“What is fundamentally beautiful is compassion for yourself and for those around you. That kind of beauty inflames the heart and enchants the soul.”

Lupita Nyong’o is an actress, best known for her roles in 12 Years A Slave, Black Panther, and Us, and the author of Sulwe, a New York Times Best Seller children’s book which explores colorism and inner beauty. She is also an international advocate for women’s rights and animal’s rights. Nyong’o is the Global Elephant Ambassador for the international conservation organization WildAid as well as an ambassador for Michael Kors’ “Watch Hunger Stop” campaign. She works with Mother Health International as well, which helps women and children in Uganda. In her career, Nyong’o continually champions inner beauty, diversity, and equality.
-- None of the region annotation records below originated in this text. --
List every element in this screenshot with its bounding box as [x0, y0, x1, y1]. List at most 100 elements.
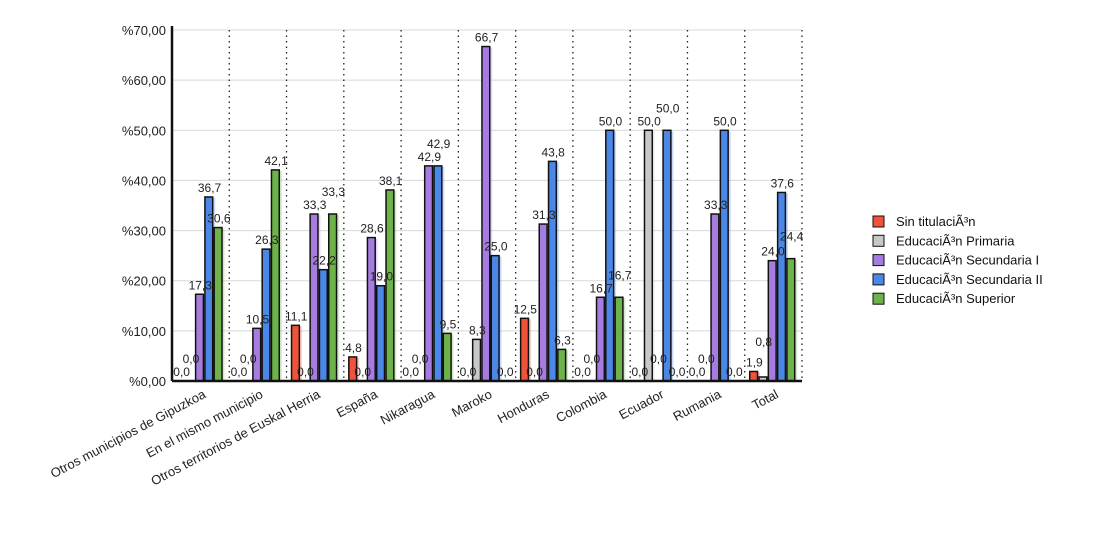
data-label: 0,0: [584, 352, 601, 366]
data-label: 1,9: [746, 355, 763, 369]
bar: [557, 348, 567, 382]
x-tick-label: Maroko: [449, 386, 494, 420]
bar: [433, 165, 443, 382]
data-label: 36,7: [198, 181, 222, 195]
bar: [194, 293, 205, 382]
y-tick-label: %10,00: [122, 324, 166, 339]
x-tick-label: Nikaragua: [378, 386, 438, 427]
x-tick-label: España: [334, 386, 381, 420]
data-label: 50,0: [599, 114, 623, 128]
data-label: 4,8: [345, 341, 362, 355]
data-label: 26,3: [255, 233, 279, 247]
data-label: 16,7: [608, 268, 632, 282]
bar: [719, 129, 729, 382]
data-label: 50,0: [656, 101, 680, 115]
data-label: 0,0: [726, 365, 743, 379]
bar: [375, 284, 386, 382]
bar: [213, 226, 223, 382]
data-label: 50,0: [637, 114, 661, 128]
data-label: 6,3: [554, 333, 571, 347]
data-label: 33,3: [322, 185, 346, 199]
bar: [423, 165, 434, 382]
bar: [614, 296, 624, 382]
legend-swatch: [872, 292, 885, 305]
bar: [786, 257, 796, 382]
bar: [270, 169, 281, 382]
legend-label: EducaciÃ³n Secundaria II: [896, 272, 1043, 287]
y-tick-label: %70,00: [122, 23, 166, 38]
bar: [605, 129, 615, 382]
data-label: 9,5: [440, 317, 457, 331]
data-label: 8,3: [469, 323, 486, 337]
data-label: 24,4: [780, 230, 804, 244]
data-label: 42,9: [427, 137, 451, 151]
data-label: 0,0: [698, 352, 715, 366]
data-label: 12,5: [514, 302, 538, 316]
data-label: 0,0: [412, 352, 429, 366]
data-label: 30,6: [207, 212, 231, 226]
data-label: 0,0: [497, 365, 514, 379]
y-tick-label: %40,00: [122, 173, 166, 188]
data-label: 16,7: [589, 281, 613, 295]
y-tick-label: %50,00: [122, 123, 166, 138]
data-label: 0,0: [231, 365, 248, 379]
x-tick-label: Honduras: [495, 386, 552, 426]
data-label: 31,3: [532, 208, 556, 222]
data-label: 22,2: [312, 254, 336, 268]
bar: [366, 236, 376, 382]
y-tick-label: %20,00: [122, 274, 166, 289]
data-label: 28,6: [360, 222, 384, 236]
data-label: 42,9: [418, 150, 442, 164]
data-label: 0,0: [240, 352, 257, 366]
x-tick-label: Rumania: [671, 386, 725, 424]
data-label: 0,0: [669, 365, 686, 379]
data-label: 0,0: [354, 365, 371, 379]
data-label: 50,0: [713, 114, 737, 128]
bar: [442, 332, 452, 382]
bar: [595, 296, 606, 382]
data-label: 17,3: [189, 278, 213, 292]
bar: [538, 223, 548, 382]
legend-label: EducaciÃ³n Secundaria I: [896, 253, 1039, 268]
data-label: 0,0: [173, 365, 190, 379]
legend-label: EducaciÃ³n Superior: [896, 291, 1016, 306]
bar: [776, 191, 787, 382]
x-tick-label: Total: [749, 386, 780, 412]
bar: [318, 268, 328, 382]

Nationality: Kenyan-Mexican

Industry: Film

Q: You’ve become so popular that people talk about “the Lupita effect,” which includes everything from consumers running out to buy the lip gloss you’re using to designers casting more women of color on the runway. How do you react to that?Glamour

A: “I giggle. I just heard it for the first time. I’ve heard people talk about images in popular culture changing, and that makes me feel great, because it means that the little girl I was, once upon a time, has an image to instill in her that she is beautiful, that she is worthy—that she can… Until I saw people who looked like me, doing the things I wanted to, I wasn’t so sure it was a possibility. Seeing Whoopi Goldberg and Oprah in The Color Purple, it dawned on me: “Oh—I could be an actress!” We plant the seed of possibility.”